Joint Venture Completes Internet Cluster Analysis
As the digital economy matures and more regions around the country are prepared to offer the telecommunications infrastructure and skilled workforce required to compete for high-tech businesses, the implications for Silicon Valley were presented in a new report from Joint Venture: Silicon Valley Network. Internet Cluster Analysis 2000, released last week, outlines several challenges facing the region.
Unlike Joint Venture's first internet cluster analysis last year, which focused on Silicon Valley's position in the Internet economy as well as identifying other key Internet Cluster regions (Austin, Washington DC, Seattle), Internet Cluster Analysis 2000 characterizes the global nature of the Internet industry today and presents the results of interviews with more than 100 Internet executives around the country.
The report urges local governments in the Valley to take a more proactive and innovative role to attract, retain, and nurture Internet firms. One reason is that in addition to the five key attributes identified in last year's report as essential to attracting high-tech businesses to a particular region (talent, pillar companies, universities, capital and support services), 63 percent of Internet executives identified a strong and supportive government as an important consideration in location decisions. Initiatives mentioned as examples included not only local start-up/seed capital and incubator programs, but also international efforts to entice foreign investment and relocation.
The growing international Internet market is having economic and employment implications: 59 percent of the top U.S. Internet companies have operations in Europe, 43 percent in Asia, 19 percent in Latin America and 7 percent in Africa. Thirty percent of Silicon Valley's Internet businesses surveyed for the report say they would consider relocating.
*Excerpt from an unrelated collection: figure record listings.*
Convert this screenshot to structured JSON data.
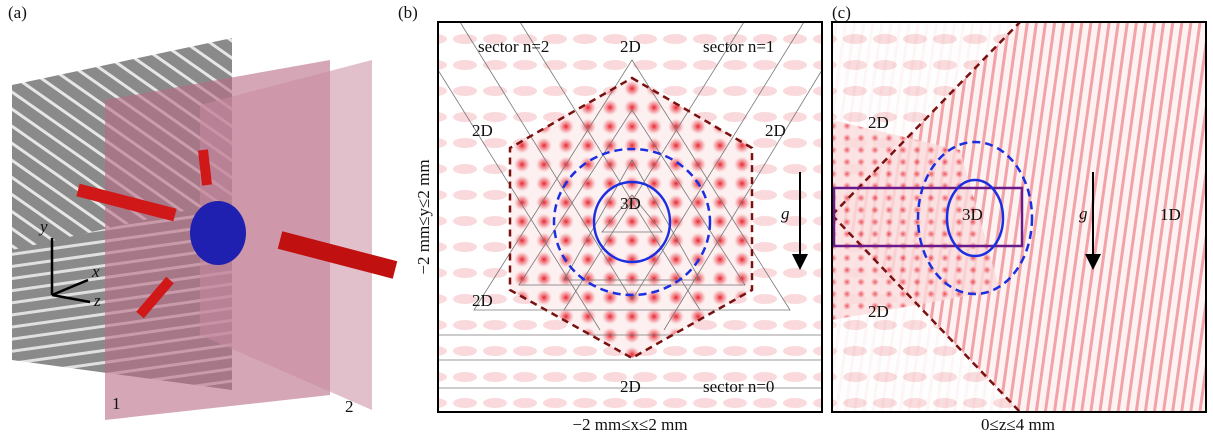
{
  "panels": [
    {
      "label": "(a)",
      "axes": [
        "y",
        "x",
        "z"
      ],
      "planes": [
        "1",
        "2"
      ]
    },
    {
      "label": "(b)",
      "regions": [
        "sector n=2",
        "2D",
        "sector n=1",
        "2D",
        "2D",
        "3D",
        "g",
        "2D",
        "2D",
        "sector n=0"
      ],
      "x_label": "−2 mm≤x≤2 mm",
      "y_label": "−2 mm≤y≤2 mm"
    },
    {
      "label": "(c)",
      "regions": [
        "2D",
        "3D",
        "g",
        "1D",
        "2D"
      ],
      "x_label": "0≤z≤4 mm"
    }
  ]
}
The report also provides one surprising finding regarding the skilled IT workforce issue. Talent or a skilled workforce, while still important, is becoming less critical a consideration for location decisions. Only 58 percent of the executives surveyed this year said talent was a key relocation issue versus the 86 percent reporting the same last year. Talent remained the number one most often cited reason for current location however, followed by availability of capital, quality of life and proximity to partners.